O que são os Constitutional Classifiers e por que a nova geração importa

Constitutional Classifiers são salvaguardas treinadas com dados sintéticos gerados a partir de uma constituição, um conjunto de regras em linguagem natural que define o que é permitido e o que deve ser bloqueado. Na versão de 2025, esses classificadores já haviam reduzido a taxa de sucesso de jailbreaks em testes sintéticos de 86 por cento para 4,4 por cento, com aumento modesto de recusas e custo computacional. Também houve um bug bounty e um demo público que revelaram um caso de jailbreak universal, o que norteou melhorias.

A nova geração, chamada informalmente de Constitutional Classifiers++, introduz três pilares técnicos, cada um endereçando limitações observadas na prática:

  • Classificador de trocas, que avalia saídas no contexto do que foi perguntado, evitando cegueira quando saída e entrada se disfarçam mutuamente. Em red teaming humano, isso cortou pela metade ataques bem sucedidos, embora com maior custo se usado isoladamente.
  • Arquitetura em cascata de duas etapas, onde um filtro leve analisa todo o tráfego e apenas escalona interações suspeitas para um classificador mais custoso e preciso. Isso reduz custos e frustrações porque a etapa 1 não precisa recusar, ela encaminha para revisão mais robusta.
  • Sondas internas, que reutilizam ativações internas do modelo para detectar indícios de nocividade quase sem custo adicional. Por olharem para representações internas, são mais difíceis de enganar e complementam o classificador externo.

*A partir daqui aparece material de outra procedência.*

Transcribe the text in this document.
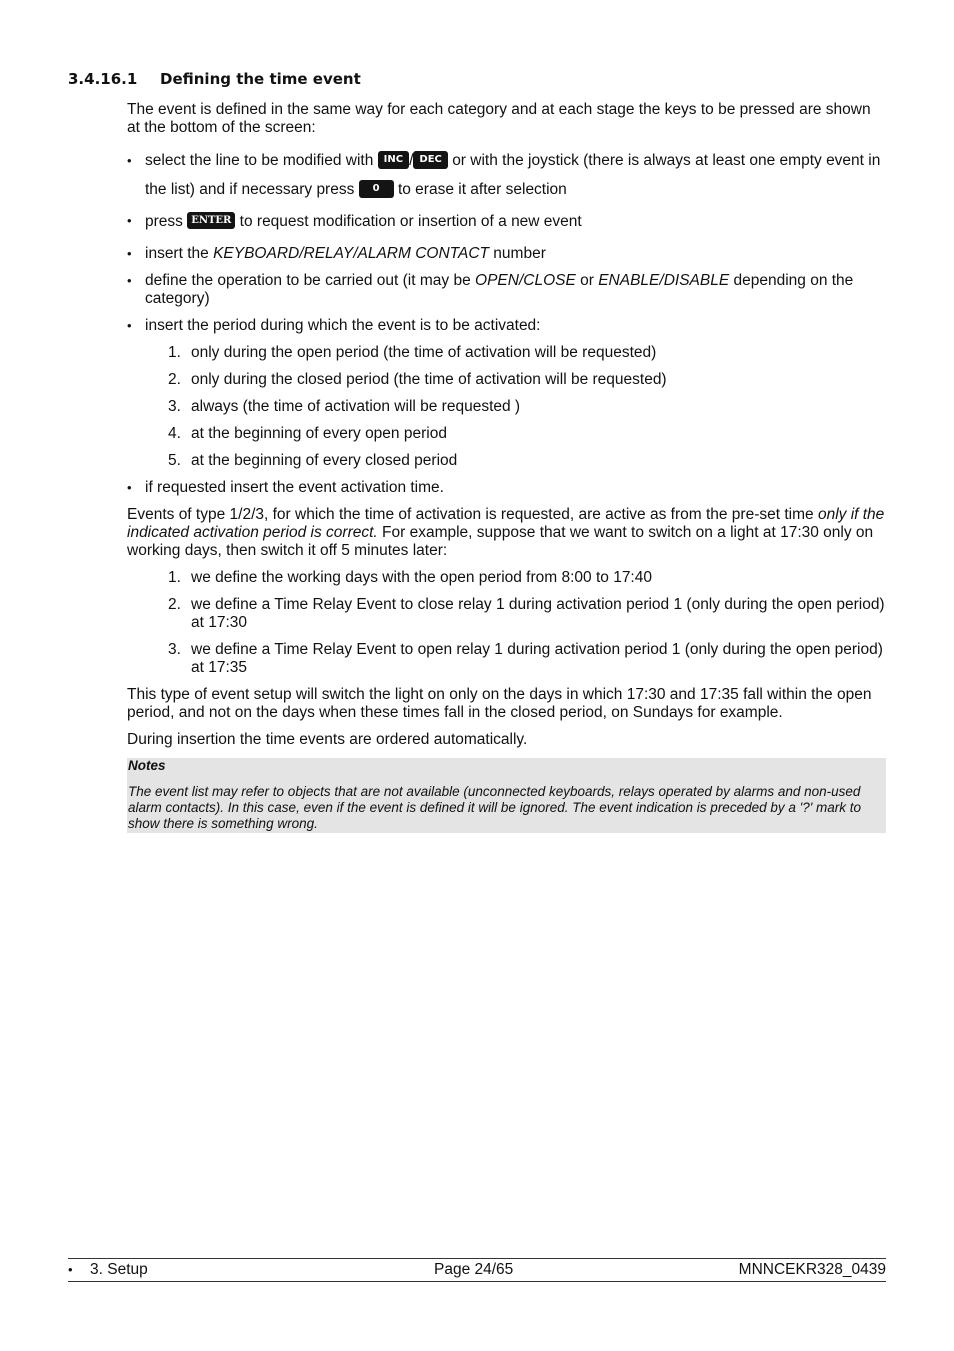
3.4.16.1 Defining the time event

The event is defined in the same way for each category and at each stage the keys to be pressed are shown at the bottom of the screen:

• select the line to be modified with INC / DEC or with the joystick (there is always at least one empty event in the list) and if necessary press 0 to erase it after selection
• press ENTER to request modification or insertion of a new event
• insert the KEYBOARD/RELAY/ALARM CONTACT number
• define the operation to be carried out (it may be OPEN/CLOSE or ENABLE/DISABLE depending on the category)
• insert the period during which the event is to be activated:
1. only during the open period (the time of activation will be requested)
2. only during the closed period (the time of activation will be requested)
3. always (the time of activation will be requested )
4. at the beginning of every open period
5. at the beginning of every closed period
• if requested insert the event activation time.

Events of type 1/2/3, for which the time of activation is requested, are active as from the pre-set time only if the indicated activation period is correct. For example, suppose that we want to switch on a light at 17:30 only on working days, then switch it off 5 minutes later:

1. we define the working days with the open period from 8:00 to 17:40
2. we define a Time Relay Event to close relay 1 during activation period 1 (only during the open period) at 17:30
3. we define a Time Relay Event to open relay 1 during activation period 1 (only during the open period) at 17:35

This type of event setup will switch the light on only on the days in which 17:30 and 17:35 fall within the open period, and not on the days when these times fall in the closed period, on Sundays for example.

During insertion the time events are ordered automatically.

Notes
The event list may refer to objects that are not available (unconnected keyboards, relays operated by alarms and non-used alarm contacts). In this case, even if the event is defined it will be ignored. The event indication is preceded by a '?' mark to show there is something wrong.
• 3. Setup	Page 24/65	MNNCEKR328_0439
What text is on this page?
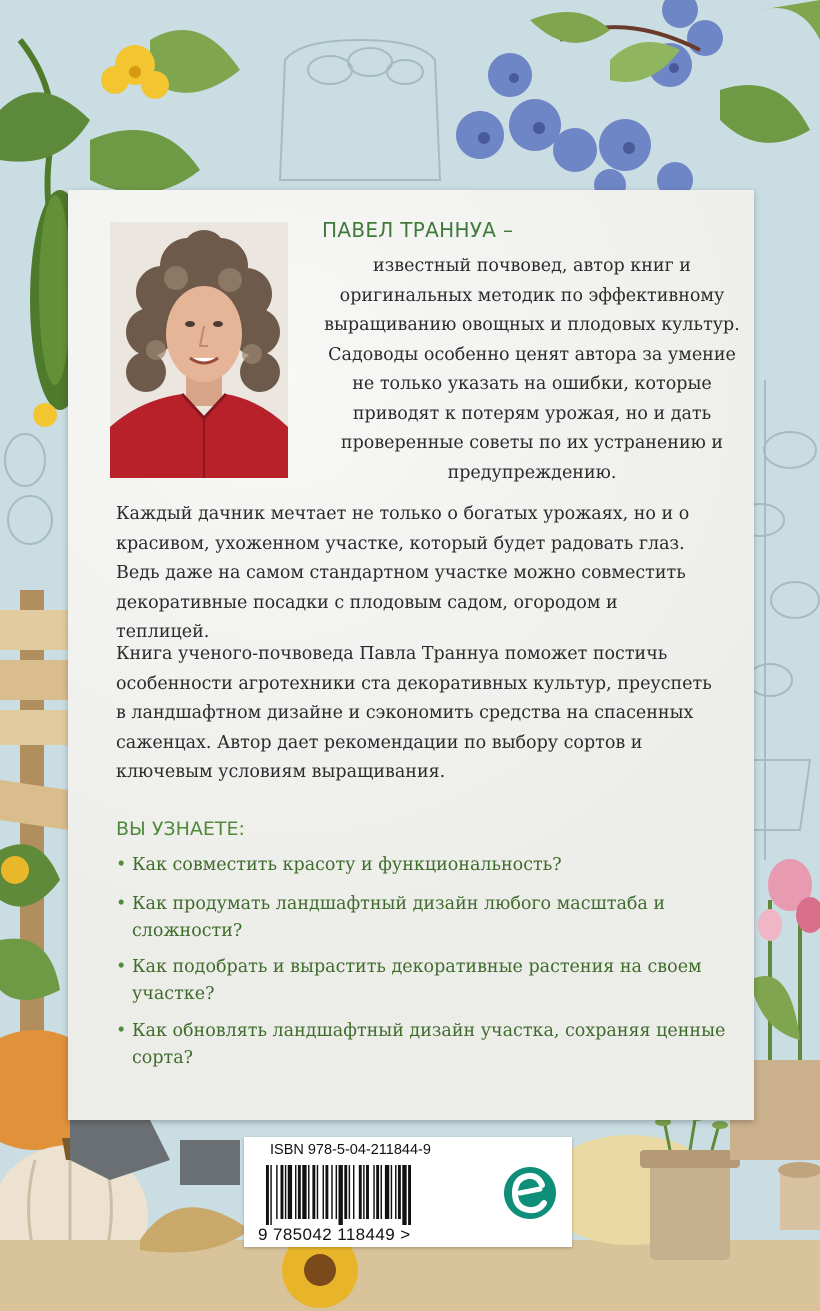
ПАВЕЛ ТРАННУА –

известный почвовед, автор книг и оригинальных методик по эффективному выращиванию овощных и плодовых культур. Садоводы особенно ценят автора за умение не только указать на ошибки, которые приводят к потерям урожая, но и дать проверенные советы по их устранению и предупреждению.

Каждый дачник мечтает не только о богатых урожаях, но и о красивом, ухоженном участке, который будет радовать глаз. Ведь даже на самом стандартном участке можно совместить декоративные посадки с плодовым садом, огородом и теплицей.

Книга ученого-почвоведа Павла Траннуа поможет постичь особенности агротехники ста декоративных культур, преуспеть в ландшафтном дизайне и сэкономить средства на спасенных саженцах. Автор дает рекомендации по выбору сортов и ключевым условиям выращивания.

ВЫ УЗНАЕТЕ:
• Как совместить красоту и функциональность?
• Как продумать ландшафтный дизайн любого масштаба и сложности?
• Как подобрать и вырастить декоративные растения на своем участке?
• Как обновлять ландшафтный дизайн участка, сохраняя ценные сорта?
ISBN 978-5-04-211844-9
9 785042 118449 >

O paper técnico publicado em 8 de janeiro de 2026 relata uma queda de 40 vezes no custo computacional em relação ao baseline de um classificador de trocas puro, ao mesmo tempo em que mantém 0,05 por cento de recusas em tráfego de produção e nenhuma ocorrência de jailbreak universal no conjunto de oito desafios alvo.

Onde os ataques evoluíram e como a nova arquitetura responde

Os testes adversariais identificaram duas famílias de ataques ainda problemáticas nos sistemas anteriores: reconstrução e obfuscação de saída. Em reconstrução, um atacante espalha partes da solicitação nociva em pedaços aparentemente inocentes, para que o modelo remonte a intenção escondida. Em obfuscação, a saída camufla termos perigosos como sinônimos inofensivos ou metáforas, enganando verificações superficiais.

Essas técnicas não só driblam filtros, como também derrubam desempenho em benchmarks exigentes. No GPQA Diamond, o desempenho caiu de 74 por cento para até 32 por cento sob certos jailbreaks, demonstrando que a segurança não é um silo separado da capacidade técnica, ela afeta diretamente utilidade.

A resposta da Anthropic combina o classificador de trocas, capaz de correlacionar entrada e saída, com as sondas internas e a cascata barata. Na prática, a primeira etapa barata vê tudo, a segunda só julga casos duvidosos, e o conjunto de sinais internos e externos reduz tanto falsos negativos, que deixam passar ataques, quanto falsos positivos, que recusam consultas legítimas.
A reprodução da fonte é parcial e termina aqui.